Photon Mapping

Photon Mapping and the other renderers

Ray tracing

Ray tracing works by shooting rays from the eye through each pixels and determine the color of the first surface hit by the ray by computing how it is illuminated by each lights in the scene. With ray-tracing, an object receives light only where its surface sees the light directly and is non obstructed from the light source by other objects. Because ray tracing starts from the eye and not from the lights, it can't compute light reflection. It can only compute image reflection. There have been several adaptations of the ray-tracing rendering engine to compute indirect illumination coming from the other objects in the scene, but those ray-tracing engine are typically excessively slow and produce excessive noise in the final render.

Radiosity

Radiosity includes the first algorithms that where developed to compute direct and indirect illumination. Those algorithm worked by subdividing the whole scene in smaller patches until each patch had a uniform illumination. The illumination was then computed between each two patches in the scene starting from the lights.

There are two main shortcomings to the radiosity type of algorithms. First they can only compute direct and indirect illumination on rough surfaces. Radiosity cannot render glossy, reflective or transparent refractive surfaces nor caustics caused by those surfaces. Second, it works only on objects which can easily be subdivided into smaller and smaller patches thus excluding any procedurally defined objects. And, of course, storing the information about lighting information between evert two patches in the scene required huge memory requirements as well as long processing time.

Global Illumination

Global Illumination, or GI for short, refers to the class of algorithms which can potentially render all known illumination phenomena, e.g. direct and indirect illumination falling on and coming from rough, dull, glossy, reflective, transparent and translucent surfaces and can also produce caustics.
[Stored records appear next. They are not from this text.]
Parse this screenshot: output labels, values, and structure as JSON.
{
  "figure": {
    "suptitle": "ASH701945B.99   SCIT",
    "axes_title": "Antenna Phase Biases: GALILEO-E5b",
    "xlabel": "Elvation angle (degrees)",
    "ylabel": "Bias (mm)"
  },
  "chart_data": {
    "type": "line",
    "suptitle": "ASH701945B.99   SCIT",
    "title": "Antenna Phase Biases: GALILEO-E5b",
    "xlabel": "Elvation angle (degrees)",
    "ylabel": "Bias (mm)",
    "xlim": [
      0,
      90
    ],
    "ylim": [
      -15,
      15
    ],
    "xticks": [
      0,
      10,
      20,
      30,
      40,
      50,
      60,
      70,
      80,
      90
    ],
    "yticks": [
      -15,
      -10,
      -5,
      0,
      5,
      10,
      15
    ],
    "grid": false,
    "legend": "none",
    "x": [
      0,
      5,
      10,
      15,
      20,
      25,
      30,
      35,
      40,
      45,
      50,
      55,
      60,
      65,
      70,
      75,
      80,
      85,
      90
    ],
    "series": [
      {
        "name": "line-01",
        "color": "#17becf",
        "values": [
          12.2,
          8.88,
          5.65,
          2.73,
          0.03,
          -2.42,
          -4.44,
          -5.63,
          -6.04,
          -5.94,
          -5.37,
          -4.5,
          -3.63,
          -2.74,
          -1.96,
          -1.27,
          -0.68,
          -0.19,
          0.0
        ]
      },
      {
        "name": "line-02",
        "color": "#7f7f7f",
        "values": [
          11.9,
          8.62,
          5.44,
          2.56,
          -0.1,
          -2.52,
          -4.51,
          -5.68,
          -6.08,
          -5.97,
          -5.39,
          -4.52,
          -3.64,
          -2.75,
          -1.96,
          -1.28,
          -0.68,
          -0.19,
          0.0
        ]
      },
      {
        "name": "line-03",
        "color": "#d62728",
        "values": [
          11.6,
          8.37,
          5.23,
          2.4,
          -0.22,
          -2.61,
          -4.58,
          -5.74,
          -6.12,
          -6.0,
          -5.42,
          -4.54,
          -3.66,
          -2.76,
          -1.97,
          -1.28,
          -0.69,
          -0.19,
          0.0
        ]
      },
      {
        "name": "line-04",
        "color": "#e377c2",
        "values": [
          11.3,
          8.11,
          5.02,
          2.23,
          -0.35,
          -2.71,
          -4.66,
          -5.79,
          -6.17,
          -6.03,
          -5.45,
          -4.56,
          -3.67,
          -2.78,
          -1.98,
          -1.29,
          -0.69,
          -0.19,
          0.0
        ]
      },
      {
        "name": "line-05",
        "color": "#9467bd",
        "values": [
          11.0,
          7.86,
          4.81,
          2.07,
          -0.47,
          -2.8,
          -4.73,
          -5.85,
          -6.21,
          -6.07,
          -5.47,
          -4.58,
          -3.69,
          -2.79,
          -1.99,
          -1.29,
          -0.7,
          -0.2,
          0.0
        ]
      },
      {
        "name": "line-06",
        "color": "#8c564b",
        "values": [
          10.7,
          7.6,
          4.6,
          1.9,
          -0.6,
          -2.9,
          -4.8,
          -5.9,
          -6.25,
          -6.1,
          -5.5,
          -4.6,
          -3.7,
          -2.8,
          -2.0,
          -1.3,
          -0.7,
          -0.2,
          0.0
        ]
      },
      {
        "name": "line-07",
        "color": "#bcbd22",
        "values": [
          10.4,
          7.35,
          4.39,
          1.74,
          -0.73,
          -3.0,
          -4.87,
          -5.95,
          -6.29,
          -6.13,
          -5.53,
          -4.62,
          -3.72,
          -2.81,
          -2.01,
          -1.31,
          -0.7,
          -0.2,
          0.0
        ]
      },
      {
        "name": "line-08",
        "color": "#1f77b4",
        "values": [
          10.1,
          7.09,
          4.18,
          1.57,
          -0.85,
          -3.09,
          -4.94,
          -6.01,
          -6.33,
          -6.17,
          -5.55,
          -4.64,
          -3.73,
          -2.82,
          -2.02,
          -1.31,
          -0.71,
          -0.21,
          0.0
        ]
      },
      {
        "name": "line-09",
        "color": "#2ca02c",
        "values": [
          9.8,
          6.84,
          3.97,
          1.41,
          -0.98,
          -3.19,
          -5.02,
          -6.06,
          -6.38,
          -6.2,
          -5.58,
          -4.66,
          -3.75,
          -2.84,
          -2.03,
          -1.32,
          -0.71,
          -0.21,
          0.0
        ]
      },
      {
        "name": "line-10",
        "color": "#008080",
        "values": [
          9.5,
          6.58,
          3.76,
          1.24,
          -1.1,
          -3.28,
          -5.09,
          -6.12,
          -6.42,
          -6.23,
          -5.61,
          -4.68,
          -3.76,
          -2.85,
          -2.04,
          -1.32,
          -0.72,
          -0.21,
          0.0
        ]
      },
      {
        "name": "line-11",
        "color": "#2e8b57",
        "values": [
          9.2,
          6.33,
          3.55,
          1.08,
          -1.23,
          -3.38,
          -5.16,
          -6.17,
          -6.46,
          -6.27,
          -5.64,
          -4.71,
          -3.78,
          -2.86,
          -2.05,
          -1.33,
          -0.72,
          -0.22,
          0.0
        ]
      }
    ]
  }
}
All GI algorithms are based on Monte-Carlo estimations. That is they use large number of random samples in order to compute an estimate of a solution which is as close as possible to reality. And this is the main disadvantage of most of the GI algorithms. Because it uses random samples, it produces noisy renders unless a huge number of samples is used. So it is not uncommon to have GI renders compute billions of samples and illumination interactions for a render thus resulting in days, even weeks of render time.

Biased GI

GI takes so much time because it tries to compute an exact solution through the use of thousand of samples per pixels, each of those samples can bounce several tens of times in the scene. Exact solutions are called unbiased estimates. They may be interesting for research purposes but not very interesting for entertainment purposes where render time is of primary concern.

Biased GI algorithms have been developed which does not try to compute an exact solution but rather an approximate or good enough solution. Biased GI algorithms still use Monte-Carlo sampling but with much less samples and fills in the rest of the estimate through statistical techniques. Those algorithms usually work in two passes where the first pass computes a rough estimate of the global illumination and the second pass uses a step called final gathering where the illumination at each pixel is estimated by sampling the previously computed rough global illumination. The rough global illumination estimate works because it is never viewed directly as is the case for unbiased GI.

Photon Mapping is a member of the biased GI algorithms.